A member of an affiliated union pays a political levy automatically, unless they opt out. Some unions ask members if they wish to pay levy and for some of this money to go to the Labour party.

Future

Members of affiliated unions will be asked to give positive consent if they wish some of the political levy to go to Labour. They will also be asked if they want to become an affiliated Labour supporter. If they opt in to this they will be attached to a constituency party, with the right to vote in leadership contests. Labour will have a direct relationship with affiliated supporters for the first time, without unions acting as an intermediary. In addition registered supporters – not drawn from unions – will be able to sign up with same rights as affiliated supporters.


Conference
Current

Half of the votes go to the unions and half to constituency parties. The strength of a union's vote is dependent on the number of its political levy payers. Due to mergers, Unite, Unison and GMB represent three-quarters of the union section of the conference vote, making it very difficult for them to be defeated.

Future

There will be the same 50-50 division of votes between unions and constituencies. But the strength of individual union votes will be determined by the number of people who pay an affiliation fee. Ed Miliband says there may be other changes in future on the balance of power.

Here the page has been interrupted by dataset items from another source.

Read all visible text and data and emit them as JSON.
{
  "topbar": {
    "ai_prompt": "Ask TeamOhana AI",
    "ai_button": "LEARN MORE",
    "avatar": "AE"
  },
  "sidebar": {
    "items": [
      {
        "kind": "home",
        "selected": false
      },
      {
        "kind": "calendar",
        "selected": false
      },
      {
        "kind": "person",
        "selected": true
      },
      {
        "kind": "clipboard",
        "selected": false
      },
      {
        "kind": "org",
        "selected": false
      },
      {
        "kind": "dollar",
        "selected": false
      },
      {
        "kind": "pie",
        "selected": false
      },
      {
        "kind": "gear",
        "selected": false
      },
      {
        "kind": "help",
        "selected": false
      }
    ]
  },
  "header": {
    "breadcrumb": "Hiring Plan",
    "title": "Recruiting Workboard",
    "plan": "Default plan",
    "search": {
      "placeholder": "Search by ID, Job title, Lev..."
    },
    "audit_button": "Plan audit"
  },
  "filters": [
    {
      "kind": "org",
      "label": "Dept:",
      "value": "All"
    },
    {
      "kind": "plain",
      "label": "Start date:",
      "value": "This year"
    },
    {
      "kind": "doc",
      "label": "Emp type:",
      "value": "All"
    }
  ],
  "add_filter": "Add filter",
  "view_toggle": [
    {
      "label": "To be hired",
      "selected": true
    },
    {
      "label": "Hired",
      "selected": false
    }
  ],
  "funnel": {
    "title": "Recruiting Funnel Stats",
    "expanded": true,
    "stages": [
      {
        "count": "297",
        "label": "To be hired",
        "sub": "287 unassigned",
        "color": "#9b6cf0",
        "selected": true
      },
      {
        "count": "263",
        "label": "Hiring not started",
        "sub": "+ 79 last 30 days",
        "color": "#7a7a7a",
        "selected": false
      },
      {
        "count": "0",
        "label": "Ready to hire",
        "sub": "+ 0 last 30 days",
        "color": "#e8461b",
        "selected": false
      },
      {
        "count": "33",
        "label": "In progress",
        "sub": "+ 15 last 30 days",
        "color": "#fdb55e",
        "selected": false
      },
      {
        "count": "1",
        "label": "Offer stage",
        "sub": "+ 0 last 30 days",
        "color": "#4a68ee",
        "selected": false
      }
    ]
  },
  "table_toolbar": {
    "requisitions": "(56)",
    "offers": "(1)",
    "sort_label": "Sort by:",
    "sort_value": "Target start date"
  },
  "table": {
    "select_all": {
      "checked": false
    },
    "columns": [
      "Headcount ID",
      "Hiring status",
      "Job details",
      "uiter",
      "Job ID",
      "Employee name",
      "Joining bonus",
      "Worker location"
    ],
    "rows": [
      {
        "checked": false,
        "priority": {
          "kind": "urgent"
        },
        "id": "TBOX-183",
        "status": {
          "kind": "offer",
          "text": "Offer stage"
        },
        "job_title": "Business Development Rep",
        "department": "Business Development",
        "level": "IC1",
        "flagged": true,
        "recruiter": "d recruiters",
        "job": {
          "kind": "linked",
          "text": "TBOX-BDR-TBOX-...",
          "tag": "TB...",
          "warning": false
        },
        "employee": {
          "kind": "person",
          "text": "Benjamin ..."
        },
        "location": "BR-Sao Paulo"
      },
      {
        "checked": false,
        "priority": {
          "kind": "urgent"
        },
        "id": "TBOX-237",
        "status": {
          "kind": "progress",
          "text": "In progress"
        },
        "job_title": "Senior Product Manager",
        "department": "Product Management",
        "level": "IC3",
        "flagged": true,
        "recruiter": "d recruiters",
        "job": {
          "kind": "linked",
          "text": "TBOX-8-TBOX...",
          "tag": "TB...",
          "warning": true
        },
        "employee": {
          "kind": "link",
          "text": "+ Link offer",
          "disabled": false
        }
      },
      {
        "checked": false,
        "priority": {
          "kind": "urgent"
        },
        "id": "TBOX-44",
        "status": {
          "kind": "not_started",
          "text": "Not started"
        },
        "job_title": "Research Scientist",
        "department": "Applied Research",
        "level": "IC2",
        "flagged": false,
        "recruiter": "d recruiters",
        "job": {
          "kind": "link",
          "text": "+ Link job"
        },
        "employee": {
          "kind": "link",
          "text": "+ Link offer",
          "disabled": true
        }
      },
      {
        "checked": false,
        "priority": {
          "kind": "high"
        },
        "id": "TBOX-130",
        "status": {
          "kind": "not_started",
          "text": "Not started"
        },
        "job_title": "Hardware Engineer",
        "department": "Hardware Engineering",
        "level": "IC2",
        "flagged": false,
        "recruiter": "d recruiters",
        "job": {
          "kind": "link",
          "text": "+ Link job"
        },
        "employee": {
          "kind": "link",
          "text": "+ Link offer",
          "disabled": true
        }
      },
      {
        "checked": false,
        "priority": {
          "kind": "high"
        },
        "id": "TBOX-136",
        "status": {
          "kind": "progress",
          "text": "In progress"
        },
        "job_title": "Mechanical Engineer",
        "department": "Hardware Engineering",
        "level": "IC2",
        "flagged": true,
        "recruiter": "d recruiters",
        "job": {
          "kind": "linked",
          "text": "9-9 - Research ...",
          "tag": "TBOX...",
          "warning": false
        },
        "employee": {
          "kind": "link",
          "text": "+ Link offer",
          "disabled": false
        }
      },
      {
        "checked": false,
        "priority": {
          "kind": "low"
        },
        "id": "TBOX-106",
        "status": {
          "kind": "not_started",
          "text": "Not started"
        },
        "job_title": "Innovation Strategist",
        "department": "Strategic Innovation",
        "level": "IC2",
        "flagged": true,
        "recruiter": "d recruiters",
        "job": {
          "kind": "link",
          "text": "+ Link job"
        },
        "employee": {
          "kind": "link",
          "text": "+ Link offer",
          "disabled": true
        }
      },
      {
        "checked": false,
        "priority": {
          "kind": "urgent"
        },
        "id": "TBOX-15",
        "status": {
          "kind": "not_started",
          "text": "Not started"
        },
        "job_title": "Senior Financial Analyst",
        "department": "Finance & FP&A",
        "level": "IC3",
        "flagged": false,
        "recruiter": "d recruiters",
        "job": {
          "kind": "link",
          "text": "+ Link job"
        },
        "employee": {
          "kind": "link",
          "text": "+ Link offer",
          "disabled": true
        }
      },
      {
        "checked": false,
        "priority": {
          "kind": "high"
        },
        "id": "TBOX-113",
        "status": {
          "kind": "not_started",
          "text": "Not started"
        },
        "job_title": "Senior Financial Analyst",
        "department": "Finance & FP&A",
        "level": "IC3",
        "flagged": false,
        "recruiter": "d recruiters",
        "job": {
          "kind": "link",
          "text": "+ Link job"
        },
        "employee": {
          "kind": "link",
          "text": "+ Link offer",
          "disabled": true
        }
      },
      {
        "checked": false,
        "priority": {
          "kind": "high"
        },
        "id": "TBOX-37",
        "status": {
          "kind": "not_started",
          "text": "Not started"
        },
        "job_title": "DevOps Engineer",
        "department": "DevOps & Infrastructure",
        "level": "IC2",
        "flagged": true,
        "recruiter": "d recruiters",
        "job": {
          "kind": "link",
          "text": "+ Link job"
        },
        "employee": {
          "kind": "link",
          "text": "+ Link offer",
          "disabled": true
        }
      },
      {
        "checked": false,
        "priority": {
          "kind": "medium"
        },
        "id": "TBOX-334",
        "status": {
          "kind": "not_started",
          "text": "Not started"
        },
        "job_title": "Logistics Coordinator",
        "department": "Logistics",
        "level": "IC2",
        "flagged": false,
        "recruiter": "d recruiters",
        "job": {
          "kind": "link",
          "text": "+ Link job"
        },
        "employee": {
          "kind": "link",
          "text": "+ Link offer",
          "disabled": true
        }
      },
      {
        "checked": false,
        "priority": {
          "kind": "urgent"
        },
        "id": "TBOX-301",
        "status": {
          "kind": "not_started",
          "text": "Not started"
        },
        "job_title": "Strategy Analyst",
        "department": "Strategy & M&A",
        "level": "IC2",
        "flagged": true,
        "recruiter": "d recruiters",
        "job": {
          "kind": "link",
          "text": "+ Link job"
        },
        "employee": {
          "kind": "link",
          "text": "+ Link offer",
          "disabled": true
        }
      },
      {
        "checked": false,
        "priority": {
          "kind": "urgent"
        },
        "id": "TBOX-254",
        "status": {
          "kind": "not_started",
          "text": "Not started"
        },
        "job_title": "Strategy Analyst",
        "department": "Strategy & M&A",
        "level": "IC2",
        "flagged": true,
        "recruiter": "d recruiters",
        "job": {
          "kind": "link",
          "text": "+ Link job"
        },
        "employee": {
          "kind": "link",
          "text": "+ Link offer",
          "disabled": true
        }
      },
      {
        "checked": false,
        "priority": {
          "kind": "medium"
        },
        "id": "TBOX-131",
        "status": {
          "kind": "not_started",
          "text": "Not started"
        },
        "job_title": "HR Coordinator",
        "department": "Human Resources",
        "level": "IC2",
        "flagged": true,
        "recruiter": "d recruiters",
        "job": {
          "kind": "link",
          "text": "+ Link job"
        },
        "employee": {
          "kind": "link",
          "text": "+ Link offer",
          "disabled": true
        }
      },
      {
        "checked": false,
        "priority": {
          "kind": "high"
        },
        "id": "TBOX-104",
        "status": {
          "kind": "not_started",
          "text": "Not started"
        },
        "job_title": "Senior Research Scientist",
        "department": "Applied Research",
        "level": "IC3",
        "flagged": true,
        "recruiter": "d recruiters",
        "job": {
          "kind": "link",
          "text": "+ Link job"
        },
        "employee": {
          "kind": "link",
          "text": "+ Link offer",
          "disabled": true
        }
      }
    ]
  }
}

Labour leadership election
Current

The Labour leader is selected through an electoral college in which MPs and MEPs have a third of the vote, the unions a third and party members a third. To get on the ballot paper, a candidate needs to be nominated by at least 12.5% of Labour MPs.
In the union section of the electoral college, representing a third of the college, union political levy payers vote individually, on ballots requiring them to tick a box saying they support Labour. Fewer than one in 10 of those eligible to vote do so. Union executives issue the ballot papers, often advising members how to vote.
Candidates that fail to win the recommendation of the executive do not have the same access to union membership lists as those who did.

Future

Nomination threshold will rise to 20% of MPs. Individual voting by party members, affiliated supporters and registered supporters. No one will have more than one vote and no vote will be worth more than another. Ballot papers distributed by party, with equality of access for candidates to electorate.

MPs

Since reforms introduced by John Smith in 1994, MPs are currently only selected by full party members. That will not change, but there will be stricter codes of conduct and spending limits.


London mayor
Current

Candidates chosen via an electoral college of 50% party members and 50% union members.

Future

Individual voting in closed primary by party members, registered supporters and affiliated supporters on same basis as national leadership election.